WWGD said:
Summary:: How to find features that provide a high correlation with a dependent variable.
Hi, I remember reading a paper a while back that argued/proved that a large population of young people ( say <19 y.o or so) and a population pyramid that is thick at the bottom is a necessary feature for the onset of revolution .
** My Question** Is this determination based on Statistics alone, subject matter knowledge or a combination of both? What process would one follow in order to do feature selection if one wanted to determine the \a choice of feature to associate with a given Dependent Variable other than just using basic correlation analysis. Maybe some type of Anova?
There are a number of ways.
https://scikit-learn.org/stable/modules/feature_selection.html
Always make sure that you test on a subset of data that didn't inform the selection. Or, for example, if you are using the features for a predictive model, you can do feature selection within the cross-validation loop if you're using that, but not before hand on the full data. If your feature selection process include an optimal parameter search, you should do that within an inner/nested cross validation loop. In classical machine learning, often the feature selection process itself is part of the model (the whole pipeline is, including preprocessing, feature selection, and parameter tuning).
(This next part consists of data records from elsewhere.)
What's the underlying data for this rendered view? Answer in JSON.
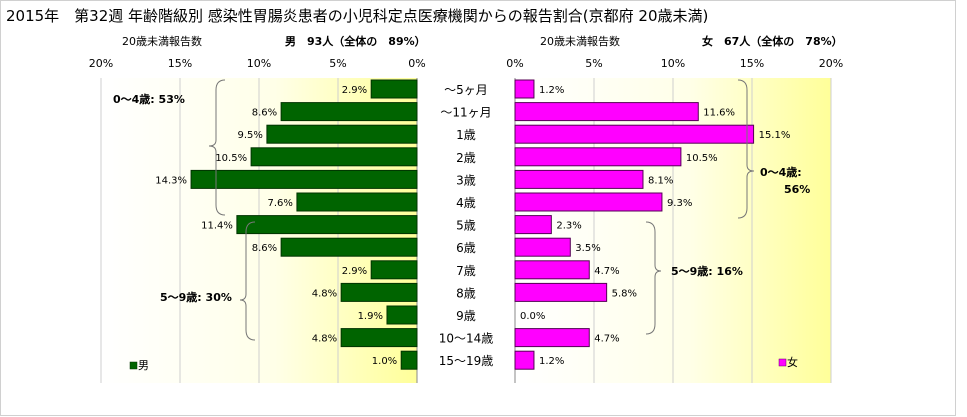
{
  "header": {
    "title": "2015年　第32週 年齢階級別 感染性胃腸炎患者の小児科定点医療機関からの報告割合(京都府 20歳未満)"
  },
  "colors": {
    "male_bar": "#006400",
    "female_bar": "#ff00ff",
    "plot_bg_light": "#ffffe0",
    "plot_bg_dark": "#ffff99"
  },
  "chart_data": [
    {
      "type": "bar",
      "orientation": "horizontal",
      "panel": "male",
      "subtitle_left": "20歳未満報告数",
      "subtitle_right": "男　93人（全体の　89%）",
      "legend": "男",
      "axis_direction": "right-to-left",
      "xlim": [
        0,
        20
      ],
      "ticks": [
        "20%",
        "15%",
        "10%",
        "5%",
        "0%"
      ],
      "categories": [
        "～5ヶ月",
        "～11ヶ月",
        "1歳",
        "2歳",
        "3歳",
        "4歳",
        "5歳",
        "6歳",
        "7歳",
        "8歳",
        "9歳",
        "10～14歳",
        "15～19歳"
      ],
      "values": [
        2.9,
        8.6,
        9.5,
        10.5,
        14.3,
        7.6,
        11.4,
        8.6,
        2.9,
        4.8,
        1.9,
        4.8,
        1.0
      ],
      "labels": [
        "2.9%",
        "8.6%",
        "9.5%",
        "10.5%",
        "14.3%",
        "7.6%",
        "11.4%",
        "8.6%",
        "2.9%",
        "4.8%",
        "1.9%",
        "4.8%",
        "1.0%"
      ],
      "groups": [
        {
          "label": "0～4歳: 53%",
          "from": 0,
          "to": 5
        },
        {
          "label": "5～9歳: 30%",
          "from": 6,
          "to": 10
        }
      ]
    },
    {
      "type": "bar",
      "orientation": "horizontal",
      "panel": "female",
      "subtitle_left": "20歳未満報告数",
      "subtitle_right": "女　67人（全体の　78%）",
      "legend": "女",
      "axis_direction": "left-to-right",
      "xlim": [
        0,
        20
      ],
      "ticks": [
        "0%",
        "5%",
        "10%",
        "15%",
        "20%"
      ],
      "categories": [
        "～5ヶ月",
        "～11ヶ月",
        "1歳",
        "2歳",
        "3歳",
        "4歳",
        "5歳",
        "6歳",
        "7歳",
        "8歳",
        "9歳",
        "10～14歳",
        "15～19歳"
      ],
      "values": [
        1.2,
        11.6,
        15.1,
        10.5,
        8.1,
        9.3,
        2.3,
        3.5,
        4.7,
        5.8,
        0.0,
        4.7,
        1.2
      ],
      "labels": [
        "1.2%",
        "11.6%",
        "15.1%",
        "10.5%",
        "8.1%",
        "9.3%",
        "2.3%",
        "3.5%",
        "4.7%",
        "5.8%",
        "0.0%",
        "4.7%",
        "1.2%"
      ],
      "groups": [
        {
          "label_line1": "0～4歳:",
          "label_line2": "56%",
          "from": 0,
          "to": 5
        },
        {
          "label": "5～9歳: 16%",
          "from": 6,
          "to": 10
        }
      ]
    }
  ]
}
In some cases, there are a high number of candidate features, and just searching for the best ones can fail, since there is some chance that fluctuations/noise can by chance produce a distribution showing correlation. In those cases, and in general to some extent, it is important to also have some reason to believe the feature might have a causal relationship, or that the population distributions should show a correlation. That way, you begin with a hypothesis, and a much smaller number of candidates, and you have a better chance that your finding is reliable.
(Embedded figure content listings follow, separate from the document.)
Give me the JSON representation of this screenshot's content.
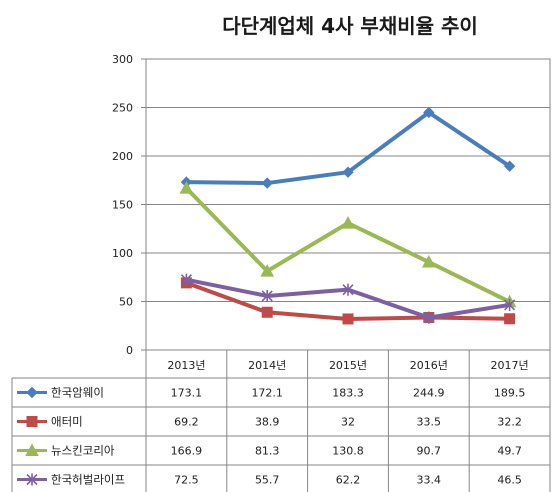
{
  "chart_data": {
    "type": "line",
    "title": "다단계업체 4사 부채비율 추이",
    "categories": [
      "2013년",
      "2014년",
      "2015년",
      "2016년",
      "2017년"
    ],
    "ylim": [
      0,
      300
    ],
    "yticks": [
      0,
      50,
      100,
      150,
      200,
      250,
      300
    ],
    "grid": true,
    "legend": "data-table",
    "series": [
      {
        "name": "한국암웨이",
        "values": [
          173.1,
          172.1,
          183.3,
          244.9,
          189.5
        ],
        "labels": [
          "173.1",
          "172.1",
          "183.3",
          "244.9",
          "189.5"
        ],
        "color": "#4A7EBB",
        "marker": "diamond"
      },
      {
        "name": "애터미",
        "values": [
          69.2,
          38.9,
          32,
          33.5,
          32.2
        ],
        "labels": [
          "69.2",
          "38.9",
          "32",
          "33.5",
          "32.2"
        ],
        "color": "#BE4B48",
        "marker": "square"
      },
      {
        "name": "뉴스킨코리아",
        "values": [
          166.9,
          81.3,
          130.8,
          90.7,
          49.7
        ],
        "labels": [
          "166.9",
          "81.3",
          "130.8",
          "90.7",
          "49.7"
        ],
        "color": "#98B954",
        "marker": "triangle"
      },
      {
        "name": "한국허벌라이프",
        "values": [
          72.5,
          55.7,
          62.2,
          33.4,
          46.5
        ],
        "labels": [
          "72.5",
          "55.7",
          "62.2",
          "33.4",
          "46.5"
        ],
        "color": "#7D60A0",
        "marker": "star"
      }
    ]
  }
}
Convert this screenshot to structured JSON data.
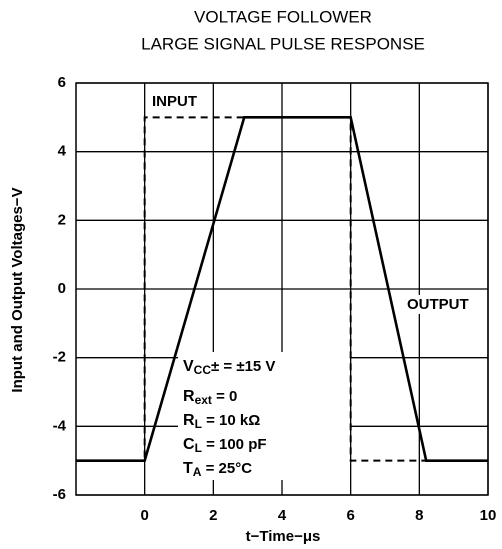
{
  "chart_data": {
    "type": "line",
    "title": [
      "VOLTAGE FOLLOWER",
      "LARGE SIGNAL PULSE RESPONSE"
    ],
    "x_label": "t−Time−μs",
    "y_label": "Input and Output Voltages−V",
    "xlim": [
      -2,
      10
    ],
    "xticks": [
      0,
      2,
      4,
      6,
      8,
      10
    ],
    "ylim": [
      -6,
      6
    ],
    "yticks": [
      6,
      4,
      2,
      0,
      -2,
      -4,
      -6
    ],
    "grid": true,
    "series": [
      {
        "name": "INPUT",
        "color": "#000000",
        "dashed": true,
        "x": [
          -2,
          0,
          0,
          6,
          6,
          10
        ],
        "values": [
          -5,
          -5,
          5,
          5,
          -5,
          -5
        ]
      },
      {
        "name": "OUTPUT",
        "color": "#000000",
        "dashed": false,
        "x": [
          -2,
          0,
          2.9,
          6,
          8.2,
          10
        ],
        "values": [
          -5,
          -5,
          5,
          5,
          -5,
          -5
        ]
      }
    ],
    "conditions": [
      {
        "symbol": "V",
        "sub": "CC",
        "rest": "±  =  ±15 V"
      },
      {
        "symbol": "R",
        "sub": "ext",
        "rest": " =  0"
      },
      {
        "symbol": "R",
        "sub": "L",
        "rest": " =  10 kΩ"
      },
      {
        "symbol": "C",
        "sub": "L",
        "rest": " =  100 pF"
      },
      {
        "symbol": "T",
        "sub": "A",
        "rest": " =  25°C"
      }
    ]
  }
}
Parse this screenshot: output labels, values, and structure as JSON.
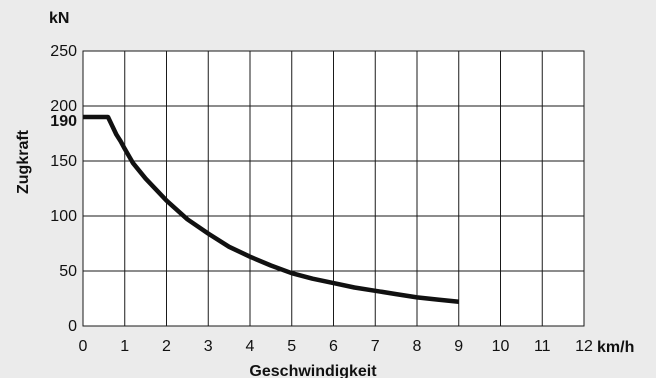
{
  "chart_data": {
    "type": "line",
    "title": "",
    "xlabel": "Geschwindigkeit",
    "ylabel": "Zugkraft",
    "x_unit": "km/h",
    "y_unit": "kN",
    "xlim": [
      0,
      12
    ],
    "ylim": [
      0,
      250
    ],
    "x_ticks": [
      "0",
      "1",
      "2",
      "3",
      "4",
      "5",
      "6",
      "7",
      "8",
      "9",
      "10",
      "11",
      "12"
    ],
    "y_ticks": [
      "0",
      "50",
      "100",
      "150",
      "200",
      "250"
    ],
    "y_ticks_values": [
      0,
      50,
      100,
      150,
      200,
      250
    ],
    "highlight_y_label": "190",
    "highlight_y_value": 190,
    "grid": true,
    "series": [
      {
        "x": [
          0,
          0.6,
          0.7,
          0.8,
          0.9,
          1.0,
          1.2,
          1.5,
          2.0,
          2.5,
          3.0,
          3.5,
          4.0,
          4.5,
          5.0,
          5.5,
          6.0,
          6.5,
          7.0,
          7.5,
          8.0,
          8.5,
          9.0
        ],
        "y": [
          190,
          190,
          182,
          174,
          168,
          161,
          148,
          134,
          114,
          97,
          84,
          72,
          63,
          55,
          48,
          43,
          39,
          35,
          32,
          29,
          26,
          24,
          22
        ]
      }
    ]
  }
}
It is believed that a very large subset of statistical research is faulty because of this issue. Different scientific fields/sub-fields are always trying to work towards more robust methodology to avoid these kind of pitfalls. For example, the p-value threshold to be relied on depends strongly on the application. Many, many works have presented false discoveries, or bad results in general due to this issue, for example, by assuming p<0.05 is enough (not to mention the hacking).